3.2.1. Jenis-jenis Ulos

Ulos sebagai sebentuk kain tenunan yang hidup dalam kebudayaan masyarakat Batak Toba memiliki beragam jenis yang sesuai dengan fungsi dan peruntukannya, adalah :

1. Ulos Jugia

Ulos ini disebut juga “ulos naso ra pipot” atau “pinunsaan”. Biasanya ulos yang harga dan nilainya sangat mahal dalam suku Batak disebut ulos “homitan” yang disimpan di “hombung” atau “parmonang-monangan” (berupa lemari pada jaman dahulu). Menurut kepercayaan orang Batak, ulos ini tidak diperbolehkan dipakai sembarangan kecuali orang yang sudah “saur matua” atau dengan kata lain “naung gabe” (orang tua yang sudah mempunyai cucu dari anaknya laki-laki dan perempuan).

Gambar 2 Ulos Jugia

Sumber : penulis.

Motif ulos jugia seperti yang terlihat digambar adalah bermotif polos di sisi kanan dan kiri atau dalam istilah Batak disebut Ambi, dengan tambahan satu garis lurus berwarna putih di kedua sisinya. Pada bagian tengahnya atau dalam istilah Batak disebut Tor terdapat motih garis-garis putih dibagaian tengah ulos yang berwarna hitam. Bagian kepala bawah dan atas atau Tinorpa ditenun dengan motif yang rumit untuk menegaskan seberapa berharganya ulos ini. Simbol- simbol yang terdapat di dalam ulos ini menggambarkan pemakainya yang sudah mencapai kesempurnaan dalam hidupnya karena sudah memiliki anak dan cucu dari setiap keturunannya.

Tingginya aturan pemakaian jenis ulos ini menyebabkan ulos merupakan benda langka hingga banyak orang yang tidak mengenalnya. Menurut penuturan salah seorang informan, Op.

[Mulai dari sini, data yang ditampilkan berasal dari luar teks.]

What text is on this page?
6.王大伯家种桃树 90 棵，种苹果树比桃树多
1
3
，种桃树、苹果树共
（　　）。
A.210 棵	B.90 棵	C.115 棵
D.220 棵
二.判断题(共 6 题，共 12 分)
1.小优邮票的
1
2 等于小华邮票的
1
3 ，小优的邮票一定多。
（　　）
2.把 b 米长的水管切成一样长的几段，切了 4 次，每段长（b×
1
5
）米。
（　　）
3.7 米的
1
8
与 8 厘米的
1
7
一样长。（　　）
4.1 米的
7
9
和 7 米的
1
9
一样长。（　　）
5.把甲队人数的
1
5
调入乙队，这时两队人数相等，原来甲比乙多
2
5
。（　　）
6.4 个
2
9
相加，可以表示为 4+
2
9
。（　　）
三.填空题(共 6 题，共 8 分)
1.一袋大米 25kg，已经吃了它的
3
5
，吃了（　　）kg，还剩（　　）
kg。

E. Sinaga (70 tahun) :

“Ulos sering menjadi barang warisan orang tua kepada anaknya dan nilainya sama dengan “sitoppi” (emas yang dipakai oleh istri raja pada waktu pesta) yang ukurannya sama dengan ukuran padi yang disepakati dalam jumlah besar.”

Ulos Jugia dalam kehidupan masyarakat Batak Toba dianggap sebagai sehelai kain tenun yang kelak akan diwariskan kepada sang anak sebagai sebentuk materi pemberian dari orangtua kepada anak yang juga mengandung pesan untuk meneruskan perjalanan kehidupan.

2. Ulos Ragi Hidup

Ulos ini dalam penggunaannya berada setingkat dibawah Ulos Jugia. Banyak orang beranggapan ulos ini adalah yang paling tinggi nilanya, mengingat ulos ini bisa dipakai dalam setiap upacara adat Batak.

Ulos ini dapat dipakai untuk berbagai keperluan pada upacara duka cita maupun upacara suka cita. Ulos ini juga dapat dipakai oleh Raja-raja maupun oleh masyarakat pertengahan. Pada jaman dahulu dipakai juga untuk “mangupa tondi” (mengukuhkan semangat) seorang anak yang baru lahir. Ulos ini juga dipakai oleh suhut si habolonan (tuan rumah). Ini yang membedakannya dengan suhut yang lain, yang dalam versi “Dalihan Na Tolu” disebut dongan tubu.

Dalam sistem kekeluargaan orang Batak, kelompok satu marga (dongan tubu) adalah kelompok “sisada raga-raga sisada somba” terhadap kelompok marga lain. Ada pepatah yang mengatakan “martanda do suhul, marbona sakkalan, marnata do suhut, marnampuna do ugasan”, yang dapat diartikan

walaupun pesta itu untuk kepentingan bersama, hak yang punya hajat (suhut sihabolonan) tetap diakui sebagai pengambil kata putus (putusan terakhir). Dengan memakai ulos ini akan jelas kelihatan siapa sebenarnya tuan rumah.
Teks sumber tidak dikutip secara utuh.